Lately I’ve been thinking a lot about having another baby — it was only recently that I was even open to the idea. I simply felt my heart and energy was only big enough for Piper and the idea of sharing that bond with anyone else felt scary and sad. The thought of taking away from what we have with Piper was such a heavy feeling I wouldn’t let it enter my mind. I look at other women with kid’s Piper’s age who are currently pregnant or already had another baby and wonder what the heck is wrong with me! I couldn’t bare the thought of nursing a newborn when all I want to do is cuddle with my ever-changing toddler.
I’m scared I’ll feel heartbroken about the loss of this special time when I should be elated about being pregnant and having another baby.
At quick glance it feels like most parents are obsessed with their first born.
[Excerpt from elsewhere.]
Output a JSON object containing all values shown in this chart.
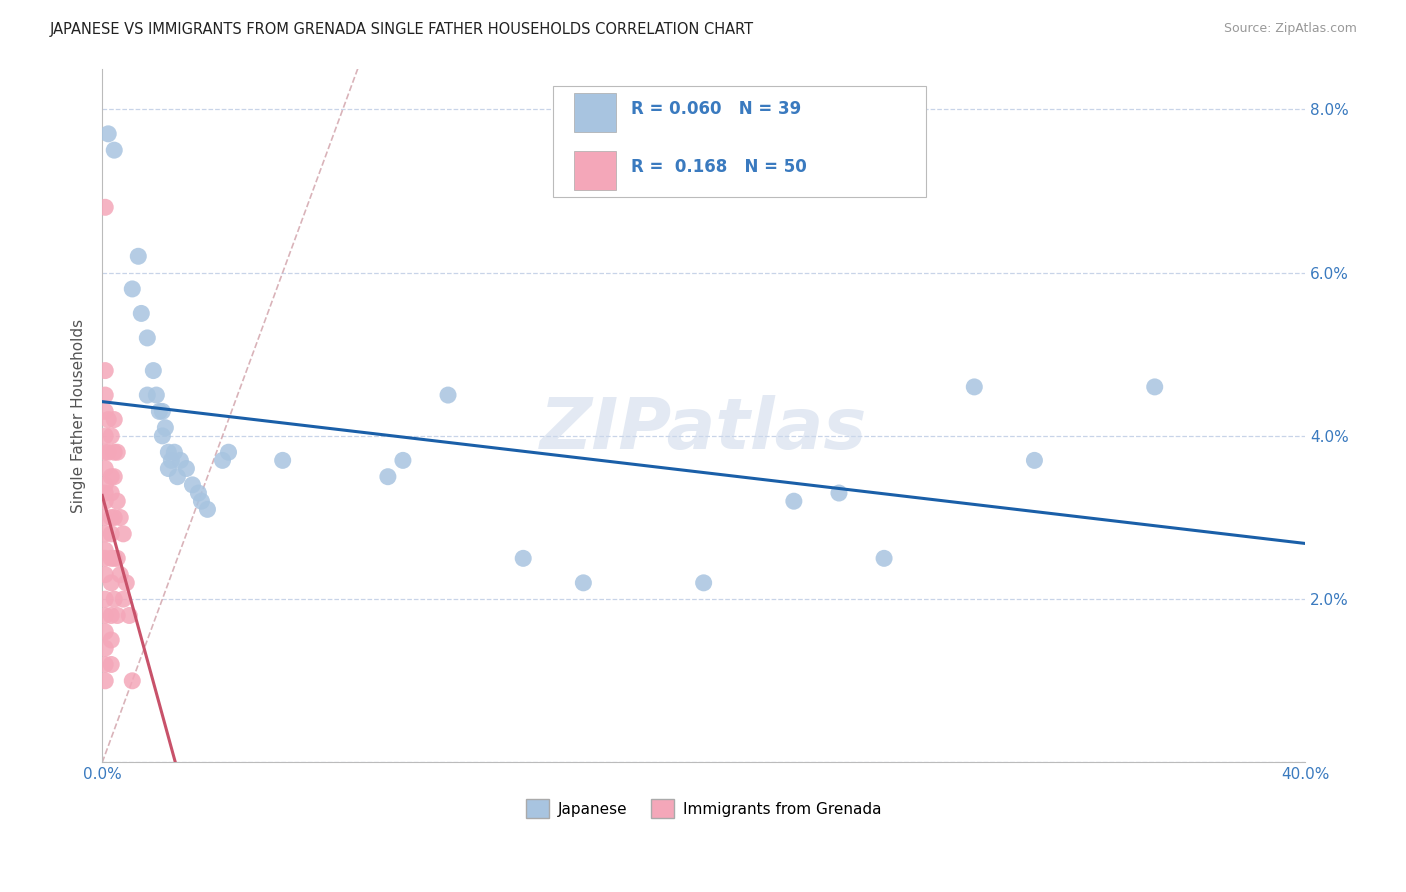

Becoming a parent is a life changing experience, and your every moment is now focused on your tiny baby who eventually becomes a wild 19 month old who demands all of your attention and love. Every minute of the day. I wonder, will it feel like this with a second baby? Will Piper’s milestones be less exciting? And vice versa, will we be as elated when our newborn rolls over, smiles or will that be old news?
But recently something changed. I turned a corner just a few months ago where the idea of having another baby has started to excite me — it’s as though something just clicked and I almost feel ready.
Are these feelings normal? I have to think they are.
I still get a wave of sadness when I think that Piper won’t be the light of our family. This space will be shared. I wish I could hold onto this time forever, where our whole life revolves only around her and nothing but her. I also know that I very much want and hope for her to grow up with a sibling(s) close in age and know that a new kind of joy will be in our house with another baby.